Prove that $f \in L^2(\mathbb{R})$ and $||f||_2 \leq 1$.

Question

The entire question reads:

Let $f$ be a Lebesgue measurable function on $\mathbb{R}$ with the property that $\sup_{\{g \in L^2(\mathbb{R}):||g||_2 \leq 1\}}\int_{\mathbb{R}}|fg|d \lambda \leq 1$. Prove that $f \in L^2(\mathbb{R})$ and $||f||_2 \leq 1$.

I'm not quite sure where to begin on this problem. I'm trying to get more practice with $L^p$ spaces, but it's clear I'm still lacking in skill and know-how. Any tips or tricks are greatly appreciated.

Answer 1

For every $n\in\mathbb{N}$ let $$ A_n := \{x\in [-n,n]:\ |f(x)| \leq n\}, \qquad f_n := f \chi_{A_n}, $$ and define the linear functional $T_n\colon L^2\to\mathbb{R}$ $$ T_n(g) := \int_{\mathbb{R}} f_n g. $$ Clearly $T_n$ is a bounded functional in $L^2$, since, by Holder's inequality, $$ |T_n(g)| \leq \int_{\mathbb{R}} |f_n g| \leq \|f_n\|_2 \|g\|_2. $$ Since $$ |T_n(f_n)| = \left| \int_{\mathbb{R}} f^2\chi_{A_n}\right| = \int_{\mathbb{R}} f_n^2 = \|f_n\|_2^2 $$ we can thus conclude that $\|T_n\| = \|f_n\|_2$.

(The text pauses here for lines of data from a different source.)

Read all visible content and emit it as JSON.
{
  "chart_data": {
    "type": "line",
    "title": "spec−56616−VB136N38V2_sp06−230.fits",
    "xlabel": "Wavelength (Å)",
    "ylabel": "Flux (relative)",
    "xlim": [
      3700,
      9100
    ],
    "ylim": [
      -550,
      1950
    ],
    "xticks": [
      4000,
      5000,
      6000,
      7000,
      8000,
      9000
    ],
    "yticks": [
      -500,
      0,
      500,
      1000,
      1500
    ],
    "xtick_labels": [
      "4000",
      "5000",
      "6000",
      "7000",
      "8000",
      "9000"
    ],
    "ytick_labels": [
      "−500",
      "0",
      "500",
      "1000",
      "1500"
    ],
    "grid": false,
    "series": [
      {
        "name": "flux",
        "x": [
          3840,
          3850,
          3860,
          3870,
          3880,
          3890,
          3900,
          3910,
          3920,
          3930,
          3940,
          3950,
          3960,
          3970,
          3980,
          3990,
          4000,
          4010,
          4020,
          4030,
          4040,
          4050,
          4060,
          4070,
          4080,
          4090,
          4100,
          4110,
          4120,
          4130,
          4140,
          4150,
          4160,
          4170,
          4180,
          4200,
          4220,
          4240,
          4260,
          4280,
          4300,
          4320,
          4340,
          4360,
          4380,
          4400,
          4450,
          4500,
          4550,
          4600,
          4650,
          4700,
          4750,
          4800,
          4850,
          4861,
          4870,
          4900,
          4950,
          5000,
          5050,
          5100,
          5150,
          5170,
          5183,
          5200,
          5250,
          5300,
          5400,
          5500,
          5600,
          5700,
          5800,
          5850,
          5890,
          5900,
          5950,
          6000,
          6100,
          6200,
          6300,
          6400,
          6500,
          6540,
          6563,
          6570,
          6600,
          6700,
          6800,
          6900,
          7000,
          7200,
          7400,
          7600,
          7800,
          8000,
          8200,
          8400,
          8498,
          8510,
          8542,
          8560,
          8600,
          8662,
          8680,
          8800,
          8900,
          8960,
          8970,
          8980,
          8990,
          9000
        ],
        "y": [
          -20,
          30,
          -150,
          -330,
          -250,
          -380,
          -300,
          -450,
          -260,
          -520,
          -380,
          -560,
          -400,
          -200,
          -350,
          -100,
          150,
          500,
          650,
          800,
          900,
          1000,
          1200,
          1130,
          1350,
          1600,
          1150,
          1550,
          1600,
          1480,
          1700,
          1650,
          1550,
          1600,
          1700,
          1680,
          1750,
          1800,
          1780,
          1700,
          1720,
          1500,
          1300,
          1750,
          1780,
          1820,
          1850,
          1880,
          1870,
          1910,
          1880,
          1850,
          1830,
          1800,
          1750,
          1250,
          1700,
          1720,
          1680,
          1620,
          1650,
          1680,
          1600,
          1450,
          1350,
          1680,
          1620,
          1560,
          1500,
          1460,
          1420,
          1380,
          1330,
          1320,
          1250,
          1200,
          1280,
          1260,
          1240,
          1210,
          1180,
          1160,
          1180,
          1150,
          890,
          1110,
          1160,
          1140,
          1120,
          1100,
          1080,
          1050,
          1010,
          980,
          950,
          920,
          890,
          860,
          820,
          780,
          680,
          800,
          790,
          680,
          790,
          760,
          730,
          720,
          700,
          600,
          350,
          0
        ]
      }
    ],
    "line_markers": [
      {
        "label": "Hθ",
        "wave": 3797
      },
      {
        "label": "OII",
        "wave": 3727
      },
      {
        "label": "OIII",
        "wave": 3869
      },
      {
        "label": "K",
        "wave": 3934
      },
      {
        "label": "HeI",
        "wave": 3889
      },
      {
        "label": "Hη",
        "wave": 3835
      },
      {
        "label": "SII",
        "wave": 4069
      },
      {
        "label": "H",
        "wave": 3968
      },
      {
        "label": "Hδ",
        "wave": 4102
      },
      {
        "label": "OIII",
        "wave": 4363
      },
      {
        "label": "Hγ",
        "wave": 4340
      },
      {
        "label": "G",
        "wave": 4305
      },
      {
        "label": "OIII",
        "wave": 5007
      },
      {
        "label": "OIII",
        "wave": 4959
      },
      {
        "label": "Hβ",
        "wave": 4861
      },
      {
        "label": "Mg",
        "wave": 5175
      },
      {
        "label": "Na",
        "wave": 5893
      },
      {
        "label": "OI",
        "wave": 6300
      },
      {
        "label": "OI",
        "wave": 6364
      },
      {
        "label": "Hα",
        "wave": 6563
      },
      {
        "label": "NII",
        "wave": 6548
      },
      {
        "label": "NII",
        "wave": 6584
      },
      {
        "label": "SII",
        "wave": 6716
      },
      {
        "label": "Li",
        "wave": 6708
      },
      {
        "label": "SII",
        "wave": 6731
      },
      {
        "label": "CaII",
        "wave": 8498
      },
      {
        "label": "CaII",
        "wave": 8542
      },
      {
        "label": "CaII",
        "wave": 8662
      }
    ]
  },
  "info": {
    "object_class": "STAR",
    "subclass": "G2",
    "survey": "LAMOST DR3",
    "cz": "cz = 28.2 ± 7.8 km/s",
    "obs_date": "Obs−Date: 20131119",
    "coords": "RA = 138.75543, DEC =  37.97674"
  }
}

Moreover, $|f_n g| \nearrow |fg|$, so that $$ \sup_n |T_n(g)| \leq \int_{\mathbb{R}} |fg| < +\infty. $$ By the Uniform Boundedness Principle we can conclude that the sequence $(T_n)$ converges to a bounded linear functional $T$, and that $$ \|T\| \leq \liminf_n \|T_n\| < +\infty. $$ On the other hand, by the monotone convergence theorem, $$ \liminf_n \|T_n\| = \liminf_n \|f_n\|_2 = \left(\int_{\mathbb{R}} |f|^2\right)^{1/2}, $$ hence $f\in L^2$.

Finally, taking $g = f / \|f\|_2$ in the assumption, one get $$ \int_{\mathbb{R}} |fg| = \|f\|_2 \leq 1. $$

Answer 2

Let $f_n\colon x\mapsto f(x)$ if $\left\lvert f(x)\right\rvert \leqslant n$ and $x\in[-n,n]$ and zero $f_n\colon x\mapsto 0$ if one of the previous conditions is not satisfied. Then $f_n$ is square integrable. Let us fix $n$ and consider $$g\colon x\mapsto \frac{f_n(x)}{\left\lVert f_n\right\rVert_2 +1/n }.$$ Then $\left\lVert g\right\rVert_2\leqslant 1$ and thus $$\int f(x)^2\mathbf 1_{[-n,n]}\left(f(x)\right)\mathbf 1_{[-n,n]}(x)\mathrm dx\leqslant 1 .$$ Since $n$ is arbitrary, the monotone convergence theorem gives the wanted result.